Mar 1 2016
In this interview, we talked to Jan Bouwer, from Search Partners International/AltoPartners, about the results of the 2016 BlueSteps Executive Job Outlook report and his advice for candidates. Download the full report here.
Many executives expect the number of executive jobs to increase in 2016. Is now the time to make a move?
In South Africa, and across Africa, we have a critical shortage of skills and experience at the executive level. This shortage, and also the fact that a key requirement exists to find local people and to adhere to the Broad-Based Black Economic Empowerment (BBBEE) Act requirements in South Africa, makes the talent pool more limited; but also creates the opportunity for executives to move more often between various executive positions.
The current poor performance of commodities in the global markets, and the fact that the local economies of many African countries are highly dependent on it, creates a further crisis for many companies within this sector. These companies need to assess their current positions and see how they can best re-focus during the economic downturn. For this, they need experienced leaders who have done it before or have the ability to navigate these companies through the difficult times. Many of these companies may decide to change strategy or to diversify in order to stay relevant. For this they often need new executive talent to embark in a new direction or maintain what they have in the most cost effective manner.
Foreign direct investment in Africa is also growing and with new entrants into the market. The requirement to have local leadership in place further strengthens the need for executives. We have also seen political changes take place in countries like Rwanda, Nigeria and Tanzania and with this we have seen new political leaders embracing change and creating a more positive climate for foreign direct investment (FDI).

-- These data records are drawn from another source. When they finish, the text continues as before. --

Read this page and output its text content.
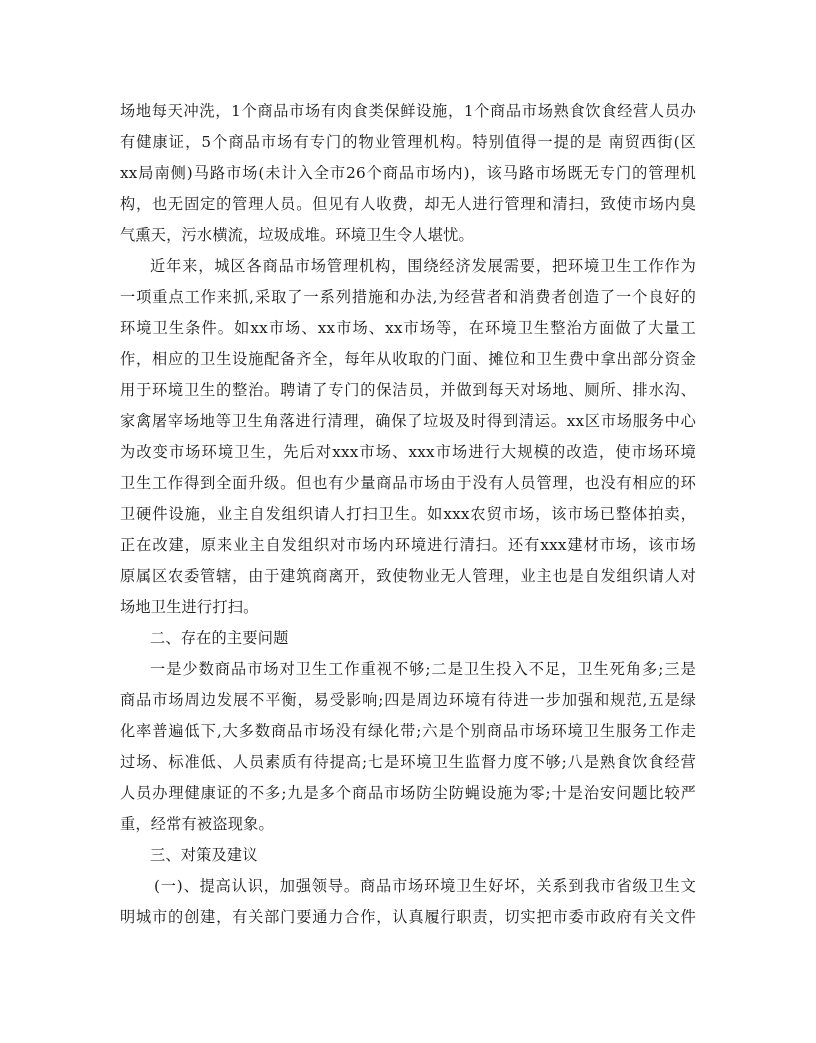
场地每天冲洗，1个商品市场有肉食类保鲜设施，1个商品市场熟食饮食经营人员办
有健康证，5个商品市场有专门的物业管理机构。特别值得一提的是 南贸西街(区
xx局南侧)马路市场(未计入全市26个商品市场内)，该马路市场既无专门的管理机
构，也无固定的管理人员。但见有人收费，却无人进行管理和清扫，致使市场内臭
气熏天，污水横流，垃圾成堆。环境卫生令人堪忧。
近年来，城区各商品市场管理机构，围绕经济发展需要，把环境卫生工作作为
一项重点工作来抓,采取了一系列措施和办法,为经营者和消费者创造了一个良好的
环境卫生条件。如xx市场、xx市场、xx市场等，在环境卫生整治方面做了大量工
作，相应的卫生设施配备齐全，每年从收取的门面、摊位和卫生费中拿出部分资金
用于环境卫生的整治。聘请了专门的保洁员，并做到每天对场地、厕所、排水沟、
家禽屠宰场地等卫生角落进行清理，确保了垃圾及时得到清运。xx区市场服务中心
为改变市场环境卫生，先后对xxx市场、xxx市场进行大规模的改造，使市场环境
卫生工作得到全面升级。但也有少量商品市场由于没有人员管理，也没有相应的环
卫硬件设施，业主自发组织请人打扫卫生。如xxx农贸市场，该市场已整体拍卖，
正在改建，原来业主自发组织对市场内环境进行清扫。还有xxx建材市场，该市场
原属区农委管辖，由于建筑商离开，致使物业无人管理，业主也是自发组织请人对
场地卫生进行打扫。
二、存在的主要问题
一是少数商品市场对卫生工作重视不够;二是卫生投入不足，卫生死角多;三是
商品市场周边发展不平衡，易受影响;四是周边环境有待进一步加强和规范,五是绿
化率普遍低下,大多数商品市场没有绿化带;六是个别商品市场环境卫生服务工作走
过场、标准低、人员素质有待提高;七是环境卫生监督力度不够;八是熟食饮食经营
人员办理健康证的不多;九是多个商品市场防尘防蝇设施为零;十是治安问题比较严
重，经常有被盗现象。
三、对策及建议
(一)、提高认识，加强领导。商品市场环境卫生好坏，关系到我市省级卫生文
明城市的创建，有关部门要通力合作，认真履行职责，切实把市委市政府有关文件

What global economic trends do you see having the most impact on executive jobs in the coming year?
The growth of the global economy will continue to lean on the US consumer, seeing that the US has the largest trade deficit. US demand will therefore continue to facilitate the growth of the economies of trading partners. The weakening of the currencies of developing countries against the US dollar makes US import trade with these countries a lot more attractive. Labor cost is becoming a lot more competitive compared to what it was, compared to other developing countries like India; therefore off-shore delivery from Africa is becoming a lot more attractive.
Commodities will remain soft in 2016, due to the economic downturn in China; therefore, the big resources companies in Africa will need to re-invent themselves in order to stay economically viable. Executives will need to have the skills and experience to deal with these trends in order to reposition their companies to maximize economic growth and sustainability.
How can an executive best present him/herself to get noticed by executive search consultants in today’s marketplace?
Executives need to make themselves visible within the industry they are operating. They need to ensure that their peers in other companies know about them and that they are known for being a specialist or recognized leader within their field. It is important to find the necessary networking opportunities to touch base with key role players outside their immediate environment. This investment in networking should happen over the long term and not only when the executive is seeking new opportunities. I’d recommend that executives build a compelling social media presence and use that to ensure that any of their articles, industry comments and/or PR is visible online.
What would you rank as the major challenges for executives at the moment, and what executive skills are in high demand considering those current challenges?
Africa is an extremely diverse continent, with 3,000 plus ethnic tribes, 2,000 plus languages and countries at both ends of the spectrum when it comes to political stability, reliability of infrastructure and maturity of management expertise. Big corporate players are present and some have been successful in establishing themselves, whilst others have been struggling.
Economic opportunities and business scenarios differ from region to region; therefore Africa is too big and diverse to follow just one approach.
Leading diverse teams, managing change and complexity, coaching, collaboration and engagement is a couple of the key skills needed to be successful in Africa. Executives need to take account of the traditions and different takes on life that exists from country to country.
African companies need to achieve a balance between international and local talent. This is often a key challenge for multi-national companies who need to build highly skilled and adaptable workforces when recruitment practice and regulations vary widely across the region. Executives therefore need to be highly adaptable and take note of what has worked for Africa and what has not before they make any key business decisions.
Why do you think most executives valued executive coaching and digital/social media training over other forms of additional training/education? Do you agree that this is the best way for executives to stay relevant in the job market, other than on the job experience?
These types of training are less threatening for executives as they can decide the pace and level of detail and interaction required. It also allows them to get access to real people who have done it before and have paid for their mistakes and can also share their success stories.
If you could offer one key piece of advice to today’s senior leaders, what would that be?
Always stay relevant as economic times and political situations will change and have an impact on your role within the company. Your suitability for the next career milestone will depend on how you have dealt with changing factors and challenges in your career to-date.